L’exposition de 1933 chez Louis Carré mentionnée dans la notice de cette tête Fang est une première. Montrées dans un cadre et selon une présentation moderniste, les œuvres d’Afrique, d’Océanie et des Amériques sont sélectionnées sur les critères du naturalisme et de la virtuosité artistique. La presse et le monde de l’art célèbrent la qualité des pièces, et le débat sur l’intégration des « arts sauvages » au musée du Louvre, initié dès 1920 par le critique d’art Félix Fénéon, est relancé. Le communiqué de presse qui accompagne l’exposition vante l’ensemble du Gabon – dont cette tête Fang constitue l’apothéose – comme l’un des plus éminents corpus présentés : « Plusieurs statuettes et têtes des Pahouins. Les pièces de cette provenance sont peut-être les plus recherchés des [arts] africains. Les Pahouins […] sont en effet d’extraordinaires sculpteurs ».
La mention « Collection Marion » se rapporte très vraisemblablement à Georges Marion, qui avait également acquis, au Gabon, la célèbre statue Fang Mvaï de la collection Pierre Guerre. Selon la légende familiale, dans l’une des dernières lettres adressées à son épouse, Marion écrivit ne pas avoir trouvé l’or espéré, mais « un trésor qui un jour sera beaucoup plus précieux ».
añgokh-nlô-byeri, l’impérieuse « tête entière de l’ancêtre »
Par Louis Perrois
Ethnologue et historien de l'art, spécialiste des arts de l'Afrique équatoriale
Les Fang (appelés aussi « Pangwe » ou « Pahouins »), pratiquaient jusqu’au moins les années 1920, un culte aux ancêtres familiaux, connu sous le nom de byeri, dont les expressions plastiques sont des représentations symboliques des défunts sous la forme de statuettes de bois (eyema byeri = « l’image du byeri »), mais aussi de têtes seules.
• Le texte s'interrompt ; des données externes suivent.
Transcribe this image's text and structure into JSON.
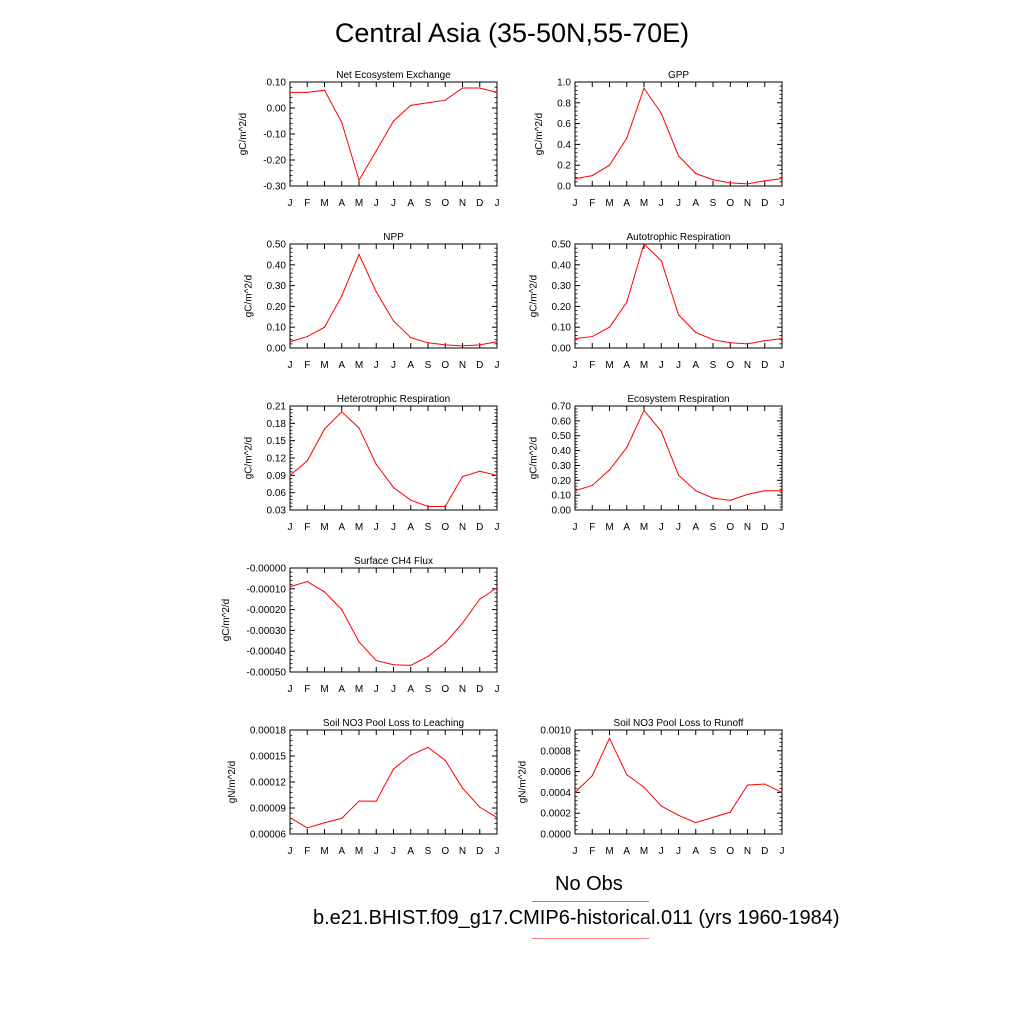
{
  "page_title": "Central Asia (35-50N,55-70E)",
  "legend": [
    {
      "label": "No Obs",
      "color": "#8080ff"
    },
    {
      "label": "b.e21.BHIST.f09_g17.CMIP6-historical.011 (yrs 1960-1984)",
      "color": "#ff8080"
    }
  ],
  "line_color": "#ff0000",
  "chart_data": [
    {
      "type": "line",
      "title": "Net Ecosystem Exchange",
      "ylabel": "gC/m^2/d",
      "categories": [
        "J",
        "F",
        "M",
        "A",
        "M",
        "J",
        "J",
        "A",
        "S",
        "O",
        "N",
        "D",
        "J"
      ],
      "ylim": [
        -0.3,
        0.1
      ],
      "yticks": [
        "0.10",
        "0.00",
        "-0.10",
        "-0.20",
        "-0.30"
      ],
      "ytick_values": [
        0.1,
        0.0,
        -0.1,
        -0.2,
        -0.3
      ],
      "values": [
        0.06,
        0.06,
        0.068,
        -0.055,
        -0.278,
        -0.165,
        -0.05,
        0.01,
        0.02,
        0.03,
        0.077,
        0.077,
        0.06
      ]
    },
    {
      "type": "line",
      "title": "GPP",
      "ylabel": "gC/m^2/d",
      "categories": [
        "J",
        "F",
        "M",
        "A",
        "M",
        "J",
        "J",
        "A",
        "S",
        "O",
        "N",
        "D",
        "J"
      ],
      "ylim": [
        0.0,
        1.0
      ],
      "yticks": [
        "1.0",
        "0.8",
        "0.6",
        "0.4",
        "0.2",
        "0.0"
      ],
      "ytick_values": [
        1.0,
        0.8,
        0.6,
        0.4,
        0.2,
        0.0
      ],
      "values": [
        0.07,
        0.1,
        0.2,
        0.46,
        0.94,
        0.7,
        0.29,
        0.12,
        0.06,
        0.03,
        0.02,
        0.05,
        0.07
      ]
    },
    {
      "type": "line",
      "title": "NPP",
      "ylabel": "gC/m^2/d",
      "categories": [
        "J",
        "F",
        "M",
        "A",
        "M",
        "J",
        "J",
        "A",
        "S",
        "O",
        "N",
        "D",
        "J"
      ],
      "ylim": [
        0.0,
        0.5
      ],
      "yticks": [
        "0.50",
        "0.40",
        "0.30",
        "0.20",
        "0.10",
        "0.00"
      ],
      "ytick_values": [
        0.5,
        0.4,
        0.3,
        0.2,
        0.1,
        0.0
      ],
      "values": [
        0.03,
        0.055,
        0.1,
        0.25,
        0.45,
        0.27,
        0.13,
        0.05,
        0.025,
        0.015,
        0.01,
        0.015,
        0.03
      ]
    },
    {
      "type": "line",
      "title": "Autotrophic Respiration",
      "ylabel": "gC/m^2/d",
      "categories": [
        "J",
        "F",
        "M",
        "A",
        "M",
        "J",
        "J",
        "A",
        "S",
        "O",
        "N",
        "D",
        "J"
      ],
      "ylim": [
        0.0,
        0.5
      ],
      "yticks": [
        "0.50",
        "0.40",
        "0.30",
        "0.20",
        "0.10",
        "0.00"
      ],
      "ytick_values": [
        0.5,
        0.4,
        0.3,
        0.2,
        0.1,
        0.0
      ],
      "values": [
        0.045,
        0.055,
        0.1,
        0.22,
        0.5,
        0.42,
        0.16,
        0.075,
        0.04,
        0.025,
        0.02,
        0.035,
        0.045
      ]
    },
    {
      "type": "line",
      "title": "Heterotrophic Respiration",
      "ylabel": "gC/m^2/d",
      "categories": [
        "J",
        "F",
        "M",
        "A",
        "M",
        "J",
        "J",
        "A",
        "S",
        "O",
        "N",
        "D",
        "J"
      ],
      "ylim": [
        0.03,
        0.21
      ],
      "yticks": [
        "0.21",
        "0.18",
        "0.15",
        "0.12",
        "0.09",
        "0.06",
        "0.03"
      ],
      "ytick_values": [
        0.21,
        0.18,
        0.15,
        0.12,
        0.09,
        0.06,
        0.03
      ],
      "values": [
        0.09,
        0.115,
        0.17,
        0.2,
        0.172,
        0.109,
        0.069,
        0.047,
        0.036,
        0.036,
        0.088,
        0.097,
        0.09
      ]
    },
    {
      "type": "line",
      "title": "Ecosystem Respiration",
      "ylabel": "gC/m^2/d",
      "categories": [
        "J",
        "F",
        "M",
        "A",
        "M",
        "J",
        "J",
        "A",
        "S",
        "O",
        "N",
        "D",
        "J"
      ],
      "ylim": [
        0.0,
        0.7
      ],
      "yticks": [
        "0.70",
        "0.60",
        "0.50",
        "0.40",
        "0.30",
        "0.20",
        "0.10",
        "0.00"
      ],
      "ytick_values": [
        0.7,
        0.6,
        0.5,
        0.4,
        0.3,
        0.2,
        0.1,
        0.0
      ],
      "values": [
        0.13,
        0.165,
        0.27,
        0.42,
        0.67,
        0.53,
        0.235,
        0.13,
        0.08,
        0.065,
        0.105,
        0.13,
        0.13
      ]
    },
    {
      "type": "line",
      "title": "Surface CH4 Flux",
      "ylabel": "gC/m^2/d",
      "categories": [
        "J",
        "F",
        "M",
        "A",
        "M",
        "J",
        "J",
        "A",
        "S",
        "O",
        "N",
        "D",
        "J"
      ],
      "ylim": [
        -0.0005,
        0.0
      ],
      "yticks": [
        "-0.00000",
        "-0.00010",
        "-0.00020",
        "-0.00030",
        "-0.00040",
        "-0.00050"
      ],
      "ytick_values": [
        0.0,
        -0.0001,
        -0.0002,
        -0.0003,
        -0.0004,
        -0.0005
      ],
      "values": [
        -9e-05,
        -6.5e-05,
        -0.000115,
        -0.0002,
        -0.000355,
        -0.000445,
        -0.000465,
        -0.000468,
        -0.000425,
        -0.00036,
        -0.000265,
        -0.00015,
        -9.5e-05
      ]
    },
    {
      "type": "line",
      "title": "Soil NO3 Pool Loss to Leaching",
      "ylabel": "gN/m^2/d",
      "categories": [
        "J",
        "F",
        "M",
        "A",
        "M",
        "J",
        "J",
        "A",
        "S",
        "O",
        "N",
        "D",
        "J"
      ],
      "ylim": [
        6e-05,
        0.00018
      ],
      "yticks": [
        "0.00018",
        "0.00015",
        "0.00012",
        "0.00009",
        "0.00006"
      ],
      "ytick_values": [
        0.00018,
        0.00015,
        0.00012,
        9e-05,
        6e-05
      ],
      "values": [
        7.9e-05,
        6.7e-05,
        7.3e-05,
        7.8e-05,
        9.8e-05,
        9.8e-05,
        0.000135,
        0.000151,
        0.00016,
        0.000145,
        0.000113,
        9.1e-05,
        7.9e-05
      ]
    },
    {
      "type": "line",
      "title": "Soil NO3 Pool Loss to Runoff",
      "ylabel": "gN/m^2/d",
      "categories": [
        "J",
        "F",
        "M",
        "A",
        "M",
        "J",
        "J",
        "A",
        "S",
        "O",
        "N",
        "D",
        "J"
      ],
      "ylim": [
        0.0,
        0.001
      ],
      "yticks": [
        "0.0010",
        "0.0008",
        "0.0006",
        "0.0004",
        "0.0002",
        "0.0000"
      ],
      "ytick_values": [
        0.001,
        0.0008,
        0.0006,
        0.0004,
        0.0002,
        0.0
      ],
      "values": [
        0.0004,
        0.00056,
        0.00092,
        0.00057,
        0.00045,
        0.00027,
        0.00018,
        0.00011,
        0.00016,
        0.00021,
        0.00047,
        0.00048,
        0.0004
      ]
    }
  ]
}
Ces têtes en bois, à long cou pédonculé étaient appelées añgokh-nlô-byeri [litt.= « la tête entière de l’ancêtre »]. Dans les musées et les collections privées occidentales, les têtes seules sont beaucoup plus rares que les statues en pied et souvent d'une remarquable qualité de finition ; quelques-unes, dont celle-ci, étant incontestablement des chefs-d’œuvre. Si les statues représentent un ancêtre sexué de façon ostentatoire (homme ou femme), les têtes seules en revanche sont évidemment moins identifiables à cet égard - les coiffures à tresses ou à coques (nlô-ô-ngo) pouvant être indifféremment portées par les hommes ou les femmes.
Contrairement aux statues en pied, qui étaient dévoilés lors des rites d’initiation, les têtes añgokh-nlô-byeri demeuraient soigneusement cachées dans la chambre du chef de lignage, tout au fond de sa case. Elles étaient régulièrement enduites d'huile de palme et de poudre de ba (mélange d'huile et de bois de padouk pulvérisé, cet enduit rouge étant, comme les plumes de perroquet de même couleur qui les ornaient, le signe du sacré).
Toutes les têtes fang añgokh-nlô-byeri dont on connaît plus ou moins précisément la provenance par des documents d’archive (ceux du Père Trilles par exemple) ont été trouvées chez les Fang du Sud, c’est-à-dire les Fang de l'Estuaire du Gabon, ceux des vallées du Como, du Remboué, de l'Okano et de l'Abanga enfin les Fang Betsi du sud du Woleu-Ntem et de la rive droite de l'Ogooué. Bien que beaucoup plus rares, elles ont coexisté dans cette region, depuis très longtemps, bien avant le XIXe siècle, avec la tradition de la statuaire en pied, et leur prodigieuse qualité sculpurale atteste d’une maturation technique perpétuée de génération en génération.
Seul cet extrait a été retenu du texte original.